Resignation leaves Marine Fisheries Commission short one member

By SUSAN WEST

With the resignation of Jim Leutze earlier this month, the North Carolina Marine Fisheries Commission will most likely be short one member at its January 23 – 25 meeting in Carolina Beach.

“It’s highly doubtful that a new commissioner will be appointed prior to the upcoming meeting,” said Sara Allen, director of Boards and Commissions for Governor Mike Easley.

Allen said that the Governor had not selected a replacement for Leutze who held an at-large seat on the nine-member regulatory commission.

She added that appointees must complete financial and potential bias disclosure statements that are reviewed by the Board of Ethics before appointments become official.

“So even if the Governor was ready to move on making this appointment, there probably isn’t enough time to proceed through the ethics process,” Allen said.

Leutze, chancellor emeritus for the University of North Carolina at Wilmington, was appointed to the Marine Fisheries Commission (MFC) in June, 2006.

He held one of the two at-large seats requiring general knowledge of fisheries on the board.  Appointees to the seven other commission seats must meet more specific requirements, such as experience in commercial or recreational fishing or marine science. 

His replacement on the MFC must be a resident of the coastal region and will serve until June, 2009, unless reappointed by the governor.

Leutze said that his decision to resign was prompted largely by constraints on the amount of time he was able to dedicate to fisheries issues.

“I realized I didn’t have enough time to attend all the meetings and read all the material in order to fulfill my obligation to the state in this position,” he said.

Leutze said he also felt uncomfortable making judgments on some issues.

“I didn’t have the scientific or technical background to always sort out the best answer.  There were many times when we discussed things I know little about - green sticks, how to use them, whether the spiny dogfish quota should be increased, why there’s no dogfish market,” he said.

“So I found that I had to rely on what (Division of Marine Fisheries) staff said, and while I have confidence in the staff, I still felt uncomfortable making judgments,” he continued.

Leutze said he kept focused on two broad goals during his time on the MFC.

 He wanted to try to find the middle ground in controversial issues that deeply divide commercial and recreational fishermen.

“I still hope that is possible, although to be honest I didn’t see lots of middle ground,” he said.

He also wanted to help usher in a system for limiting access to commercial fisheries.

“I believe that’s the future for the fishing industry,” said Leutze.

Leutze said he was surprised that commercial fishermen haven’t embraced the concept.

“I think the idea probably runs counter to the democratic spirit of fishermen,” he added.
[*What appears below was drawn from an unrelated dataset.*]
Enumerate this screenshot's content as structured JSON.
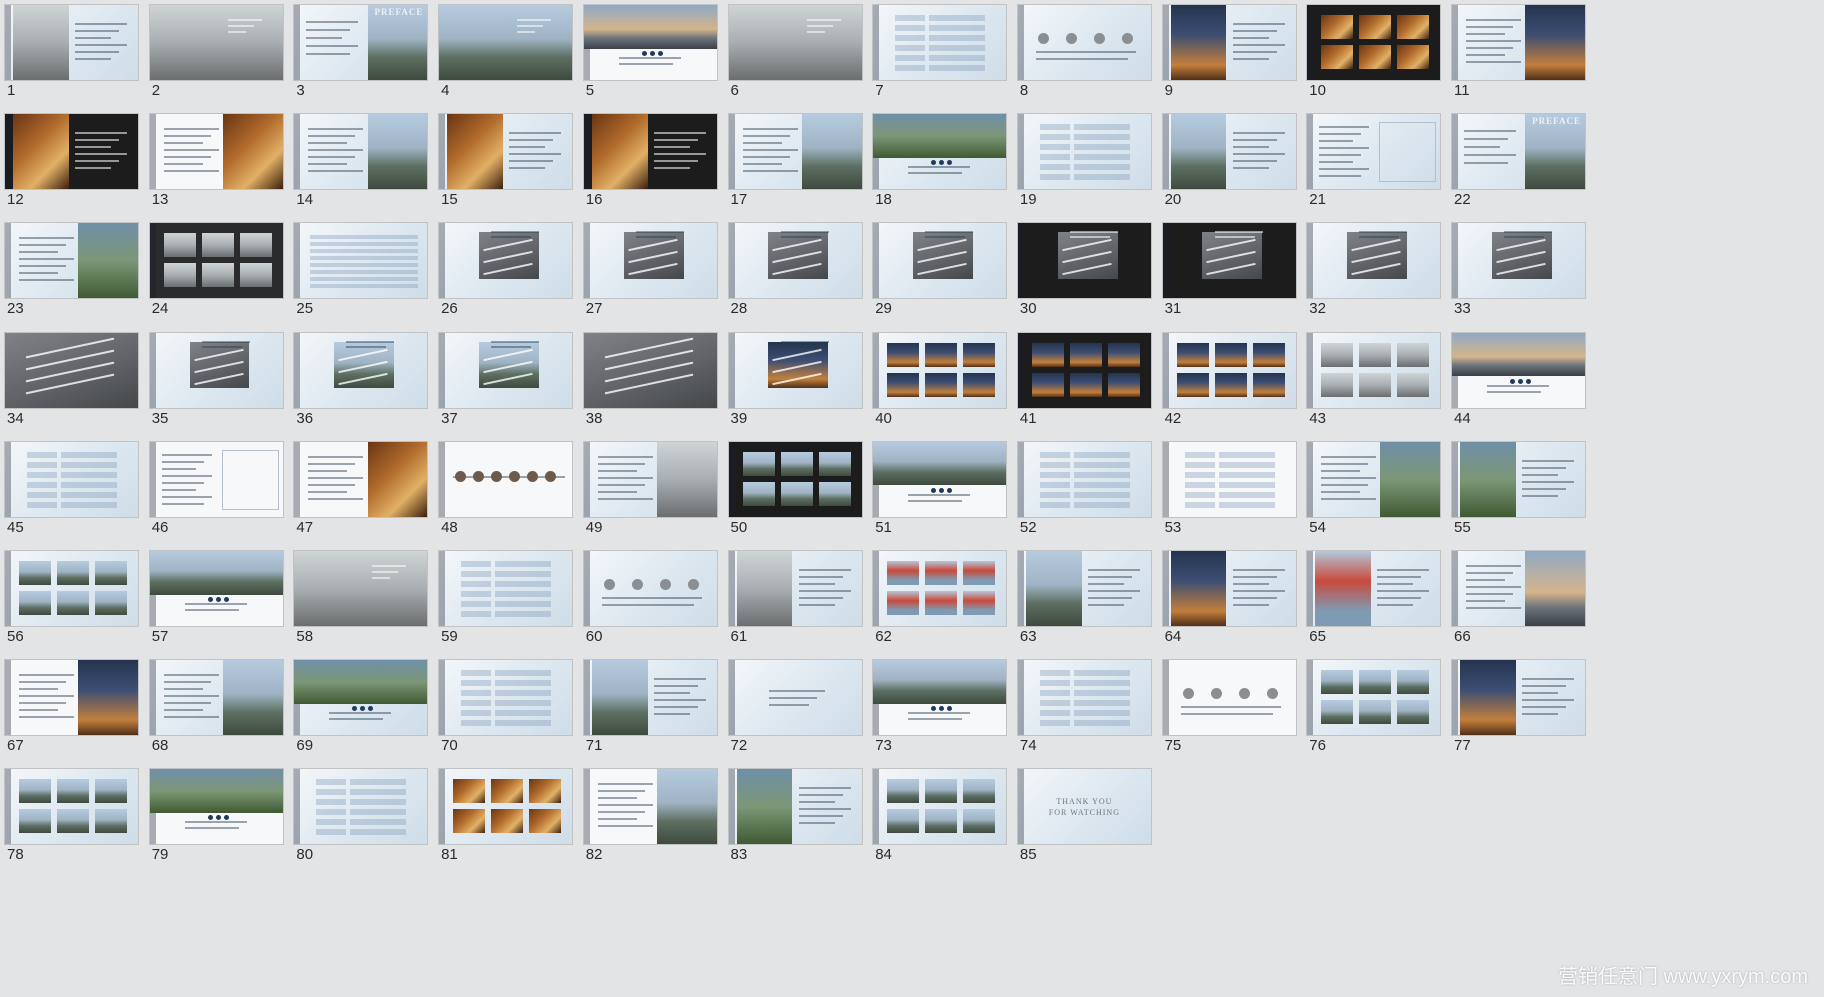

The MFC meeting in Carolina beach will be the first for commissioner Jess Hawkins who was appointed to the at-large seat held previously by Barbara Garrity-Blake, a cultural anthropologist specializing in the study of fishing communities who served eight years on the commission. 

Hawkins worked for the NC Division of Marine Fisheries for 30 years, serving as liaison between the division and the MFC before his retirement.